6.3 Planned: audit-specific probes (the novel section)

Trace fidelity. For every evaluated turn, reconstruct the injected context from the trace alone and compare byte-for-byte with what the upstream actually received (recorded at a test shim). Metric: fraction of turns with exact reconstruction. This measures the paper’s central claim directly; no surveyed system reports it.

Correction correctness. Seed fact F₁; supersede with contradicting F₂; measure (a) recall serves F₂ not F₁, (b) after forgetting F₂, neither is served, (c) after undo, F₂ is served again — across paraphrase distances and chain depths. Complements LongMemEval’s knowledge-update slice with a mechanism-level test.

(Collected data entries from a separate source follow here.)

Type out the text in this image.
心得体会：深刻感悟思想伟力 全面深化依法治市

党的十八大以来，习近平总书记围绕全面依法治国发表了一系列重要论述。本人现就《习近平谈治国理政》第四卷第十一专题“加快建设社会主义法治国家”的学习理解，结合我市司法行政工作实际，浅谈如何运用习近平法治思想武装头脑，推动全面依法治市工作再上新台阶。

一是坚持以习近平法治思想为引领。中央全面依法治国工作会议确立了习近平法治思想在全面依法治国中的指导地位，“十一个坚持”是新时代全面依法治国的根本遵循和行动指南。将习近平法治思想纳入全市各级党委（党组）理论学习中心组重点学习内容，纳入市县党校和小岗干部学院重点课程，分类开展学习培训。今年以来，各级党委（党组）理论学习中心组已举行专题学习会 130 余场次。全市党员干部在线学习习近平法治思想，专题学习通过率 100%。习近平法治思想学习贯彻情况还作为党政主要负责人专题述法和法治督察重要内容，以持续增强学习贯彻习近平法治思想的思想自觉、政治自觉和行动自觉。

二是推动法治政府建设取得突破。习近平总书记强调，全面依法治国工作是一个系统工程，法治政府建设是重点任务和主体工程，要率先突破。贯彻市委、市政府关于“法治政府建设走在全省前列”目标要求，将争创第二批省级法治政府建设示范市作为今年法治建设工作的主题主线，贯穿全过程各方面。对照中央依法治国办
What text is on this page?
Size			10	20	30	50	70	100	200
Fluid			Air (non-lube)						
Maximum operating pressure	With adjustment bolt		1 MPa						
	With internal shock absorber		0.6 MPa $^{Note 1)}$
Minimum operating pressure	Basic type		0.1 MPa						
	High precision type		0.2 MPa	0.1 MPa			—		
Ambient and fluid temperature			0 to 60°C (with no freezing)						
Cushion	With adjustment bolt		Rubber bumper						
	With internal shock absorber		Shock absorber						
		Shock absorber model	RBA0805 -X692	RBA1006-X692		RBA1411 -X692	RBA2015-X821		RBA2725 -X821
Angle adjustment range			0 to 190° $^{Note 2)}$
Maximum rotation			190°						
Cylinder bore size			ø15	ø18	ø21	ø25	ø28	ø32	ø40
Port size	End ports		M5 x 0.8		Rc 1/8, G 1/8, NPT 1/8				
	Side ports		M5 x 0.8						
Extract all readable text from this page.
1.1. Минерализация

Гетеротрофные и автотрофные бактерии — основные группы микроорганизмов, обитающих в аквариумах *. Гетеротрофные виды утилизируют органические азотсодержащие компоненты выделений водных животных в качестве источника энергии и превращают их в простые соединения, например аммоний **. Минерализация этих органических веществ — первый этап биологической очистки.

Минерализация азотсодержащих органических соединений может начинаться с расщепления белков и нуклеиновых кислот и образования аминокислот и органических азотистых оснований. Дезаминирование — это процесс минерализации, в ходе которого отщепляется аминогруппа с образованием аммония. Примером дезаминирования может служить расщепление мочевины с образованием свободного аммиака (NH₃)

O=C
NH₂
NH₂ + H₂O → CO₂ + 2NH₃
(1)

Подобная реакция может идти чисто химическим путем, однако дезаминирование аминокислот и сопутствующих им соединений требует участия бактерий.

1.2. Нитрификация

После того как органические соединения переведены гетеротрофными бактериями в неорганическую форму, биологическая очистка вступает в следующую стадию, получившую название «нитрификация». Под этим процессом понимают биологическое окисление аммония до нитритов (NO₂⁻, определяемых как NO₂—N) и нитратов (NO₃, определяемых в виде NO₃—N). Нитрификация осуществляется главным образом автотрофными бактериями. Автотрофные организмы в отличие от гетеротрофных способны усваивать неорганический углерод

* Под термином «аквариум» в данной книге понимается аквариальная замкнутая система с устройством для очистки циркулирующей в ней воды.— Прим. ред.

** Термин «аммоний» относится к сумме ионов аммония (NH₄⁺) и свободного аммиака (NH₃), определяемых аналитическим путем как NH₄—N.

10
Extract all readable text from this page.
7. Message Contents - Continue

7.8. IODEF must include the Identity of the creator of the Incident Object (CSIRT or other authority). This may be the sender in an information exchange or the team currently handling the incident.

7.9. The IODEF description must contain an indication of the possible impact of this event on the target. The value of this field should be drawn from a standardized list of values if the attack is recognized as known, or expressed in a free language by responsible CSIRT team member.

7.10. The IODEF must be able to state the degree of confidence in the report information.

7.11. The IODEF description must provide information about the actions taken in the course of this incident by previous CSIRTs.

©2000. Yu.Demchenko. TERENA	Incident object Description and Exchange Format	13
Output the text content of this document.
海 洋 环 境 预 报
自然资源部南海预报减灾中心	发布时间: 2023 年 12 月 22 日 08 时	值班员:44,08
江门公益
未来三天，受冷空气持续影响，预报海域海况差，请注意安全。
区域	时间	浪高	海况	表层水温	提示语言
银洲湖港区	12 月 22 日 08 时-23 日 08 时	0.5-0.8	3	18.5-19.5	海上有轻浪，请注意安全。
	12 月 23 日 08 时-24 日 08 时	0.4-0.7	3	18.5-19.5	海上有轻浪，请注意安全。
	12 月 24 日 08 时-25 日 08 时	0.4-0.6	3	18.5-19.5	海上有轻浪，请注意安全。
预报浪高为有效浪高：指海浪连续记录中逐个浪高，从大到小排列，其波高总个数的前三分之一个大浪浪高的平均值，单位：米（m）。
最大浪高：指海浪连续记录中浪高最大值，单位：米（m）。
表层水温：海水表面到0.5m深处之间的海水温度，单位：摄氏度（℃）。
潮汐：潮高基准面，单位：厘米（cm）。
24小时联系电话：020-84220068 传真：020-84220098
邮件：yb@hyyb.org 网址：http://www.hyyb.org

Capture safety. Adversarial corpus of secret-bearing and sensitive-category utterances; metric: zero stored secrets (verified by scanning the store), plus capture precision/recall on a labeled benign corpus.

7 Limitations

Single-user, single-org by design; the schema’s dormant multi-tenancy is unused. The trace store grows without bound (compaction policy is open work) and traces themselves contain conversation text — an inspectability/retention trade-off users must own (they can, because it is their disk). Provider coverage is OpenAI-shape only (Anthropic/Google shapes are roadmap). Embedding quality on the low-RAM tier is measurably weaker; the tier is pinned and disclosed but not yet quantified in retrieval terms. No macOS builds yet. The evaluation in §6.2–6.3 is specified but not executed; this draft makes no comparative quality claims.

8 Conclusion

Bellamente demonstrates that a memory layer can be auditable by construction rather than by external tooling: one process, an embedded SQL store, versioned corrections, reversible forgetting, and — most distinctively — durable per-recall provenance, including the model’s own decisions to consult memory through a proxy-mediated tool round. None of its individual mechanisms is unprecedented; the claim is the composition, and that the composition is the precondition for trustworthy personal agent memory. The immediate next milestone is the evaluation of §6.2–6.3, whose audit-specific probes we hope other memory systems adopt regardless of this system’s fortunes.